- Cybercriminals carrying out SamSam ransomware attacks, which have been identified by HHS as posing a significant threat to healthcare organizations this year, focus on victims that are most likely to pay to get their data back, such as hospitals, according to an analysis by security firm Sophos.
The SamSam cybercriminals use two methods to get access to their target organization: they either exploit system vulnerabilities to gain access to the target’s network or they launch brute-force attacks against weak passwords of the remote desktop protocol (RDP) function.
Once cybercriminals have penetrated the target organization’s network, they look for more victims through network mapping and stealing credentials, according to Sophos. They then manually deploy the SamSam ransomware on selected systems using PSEXEC and batch script tools.
SamSam attackers are very good at hiding their attack vectors. They are able to obscure their initial infection point and some of their subsequent movements inside the network. In addition, they delete files involved in the attack, including the SamSam payload, and change their deployment methodology frequently.
In its March report on SamSam ransomware, HHS said that at least eight cyberattacks had been carried out on healthcare and government organizations so far this year: Indiana-based Hancock Health Hospital and Adams Memorial Hospital, cloud-based electronic health record (EHR) provider Allscripts, the municipality of Farmington in New Mexico, an undisclosed US industrial control system company, Davidson County offices in North Carolina, Colorado’s Department of Transportation, and Atlanta’s systems and services.
The healthcare sector continues to face challenges from ransomware attacks.

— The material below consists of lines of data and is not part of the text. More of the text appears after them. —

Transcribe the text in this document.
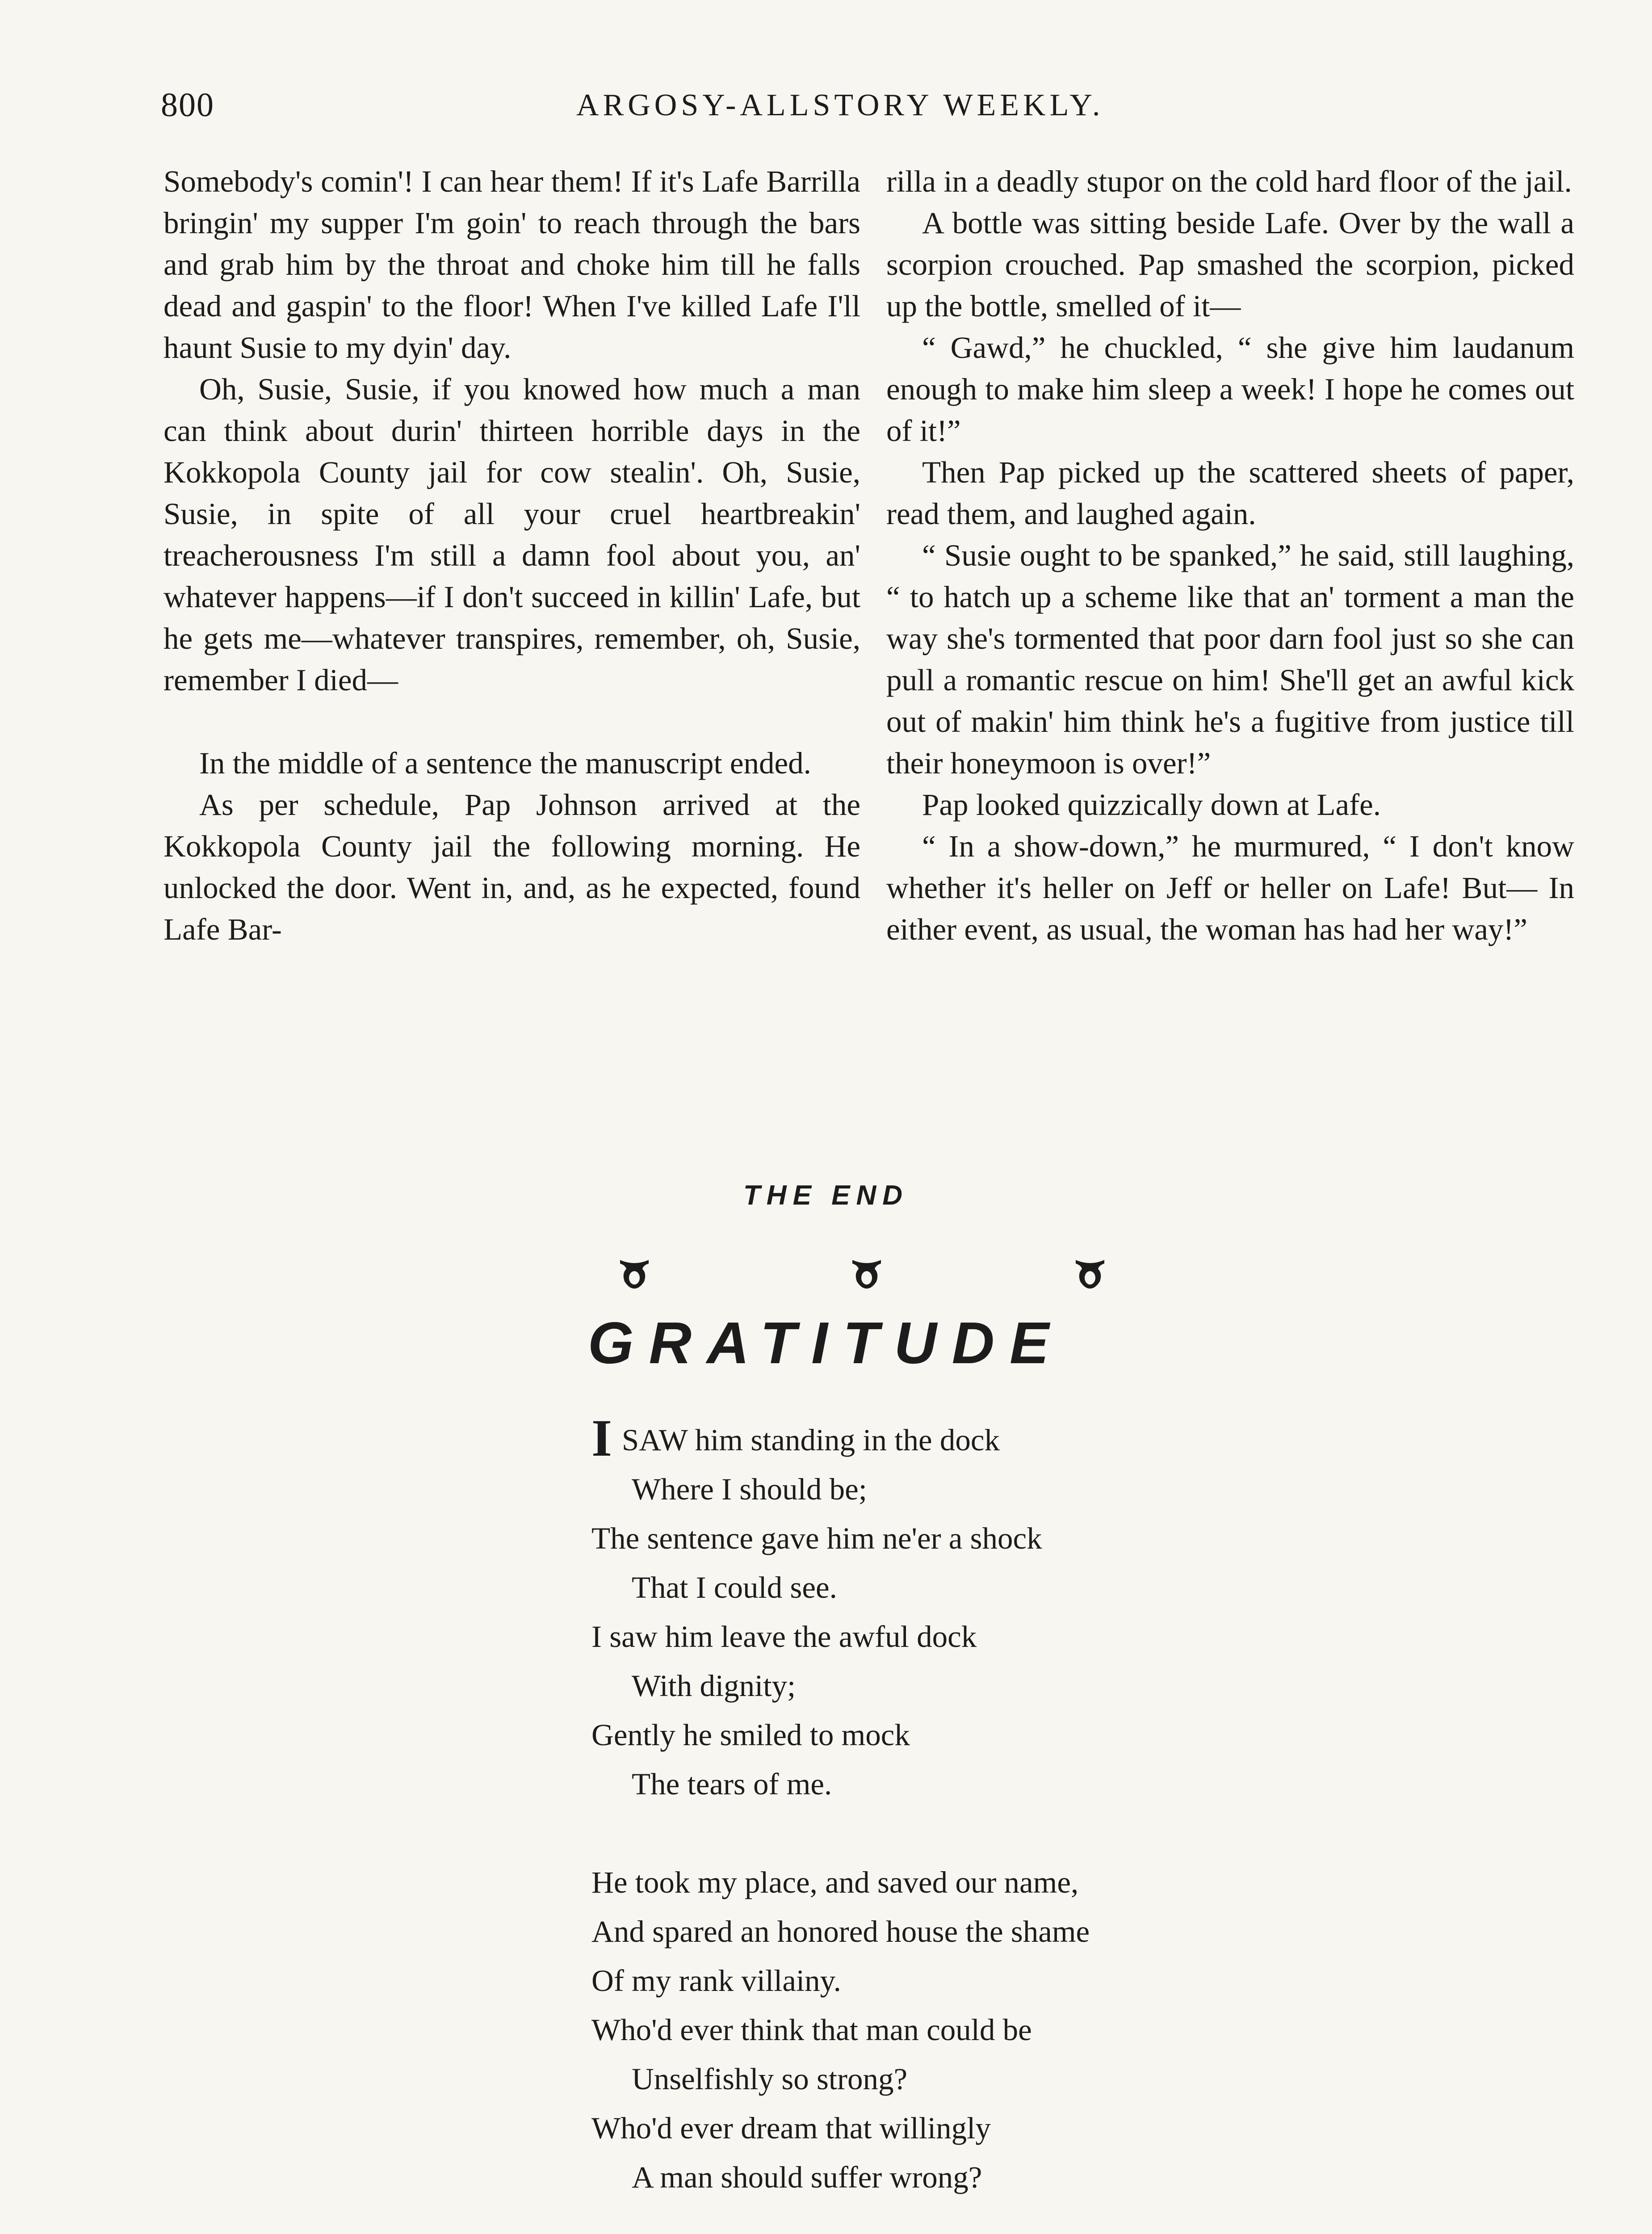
800	ARGOSY-ALLSTORY WEEKLY.

Somebody's comin'! I can hear them! If it's Lafe Barrilla bringin' my supper I'm goin' to reach through the bars and grab him by the throat and choke him till he falls dead and gaspin' to the floor! When I've killed Lafe I'll haunt Susie to my dyin' day.

Oh, Susie, Susie, if you knowed how much a man can think about durin' thirteen horrible days in the Kokkopola County jail for cow stealin'. Oh, Susie, Susie, in spite of all your cruel heartbreakin' treacherousness I'm still a damn fool about you, an' whatever happens—if I don't succeed in killin' Lafe, but he gets me—whatever transpires, remember, oh, Susie, remember I died—

In the middle of a sentence the manuscript ended.

As per schedule, Pap Johnson arrived at the Kokkopola County jail the following morning. He unlocked the door. Went in, and, as he expected, found Lafe Bar-

rilla in a deadly stupor on the cold hard floor of the jail.

A bottle was sitting beside Lafe. Over by the wall a scorpion crouched. Pap smashed the scorpion, picked up the bottle, smelled of it—

“ Gawd,” he chuckled, “ she give him laudanum enough to make him sleep a week! I hope he comes out of it!”

Then Pap picked up the scattered sheets of paper, read them, and laughed again.

“ Susie ought to be spanked,” he said, still laughing, “ to hatch up a scheme like that an' torment a man the way she's tormented that poor darn fool just so she can pull a romantic rescue on him! She'll get an awful kick out of makin' him think he's a fugitive from justice till their honeymoon is over!”

Pap looked quizzically down at Lafe.

“ In a show-down,” he murmured, “ I don't know whether it's heller on Jeff or heller on Lafe! But— In either event, as usual, the woman has had her way!”

THE END
GRATITUDE
ISAW him standing in the dock
Where I should be;
The sentence gave him ne'er a shock
That I could see.
I saw him leave the awful dock
With dignity;
Gently he smiled to mock
The tears of me.
He took my place, and saved our name,
And spared an honored house the shame
Of my rank villainy.
Who'd ever think that man could be
Unselfishly so strong?
Who'd ever dream that willingly
A man should suffer wrong?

These attacks have had impacts on healthcare services to patients, both through attacks on patient care facilities themselves and through attacks on supporting organizations.
Because of the healthcare sector’s reliance on IT systems and the operational importance of patient data and records, the ransomware risk is expected to increase. HHS said it encourages organizations to use data backups and develop contingency and business continuity plans that can ensure resilient operations in the event of a ransomware event.
SamSam is not the only ransomware strain that has targeted healthcare organizations. Last year, the WannaCry ransomware infected thousands of medical devices and crippled the UK’s National Health Service (NHS) and other healthcare providers. NHS had to cancel certain services, patient records were unavailable and phones did not work.
The attack targeted Microsoft’s Windows operating system and impacted more than 230,000 individual computers.
In response to the WannaCry attacks, the NHS has taken several steps to protect its systems against ransomware, including recently signing an agreement with Microsoft to use its Windows 10 software and security settings on NHS computers.
The UK Department of Health and Social Care said April 28 that it plans to spend £150 million to improve NHS’s resilience against cyberattacks over the next three years. As part of that effort, the department plans to set up a new digital security operations center to prevent, detect, and respond to incidents. This will be in addition to the £60 million already spent to address cybersecurity weakness at NHS since the WannaCry attacks.
“We know cyberattacks are a growing threat, so it is vital our health and care organizations have secure systems which patients trust,” commented Health and Social Care Secretary Jeremy Hunt.
Other measures to improve NHS cybersecurity include:
• £21 million to upgrade firewalls and network infrastructure at major trauma center hospitals and ambulance trusts
• £39 million spent by NHS trusts to address infrastructure weaknesses
• New powers given to the Care Quality Commission to inspect NHS trusts on their cyber and data security capabilities
• Data security and protection toolkit which requires health and care organizations to meet 10 security standards
• Text messaging alert system to ensure trusts have access to accurate information, even when internet and email services are down
“We have been building the capability of NHS systems over a number of years, but there is always more to do to future-proof our NHS against this threat. This new technology will ensure the NHS can use the latest and most resilient software available–something the public rightly expect,” Hunt added.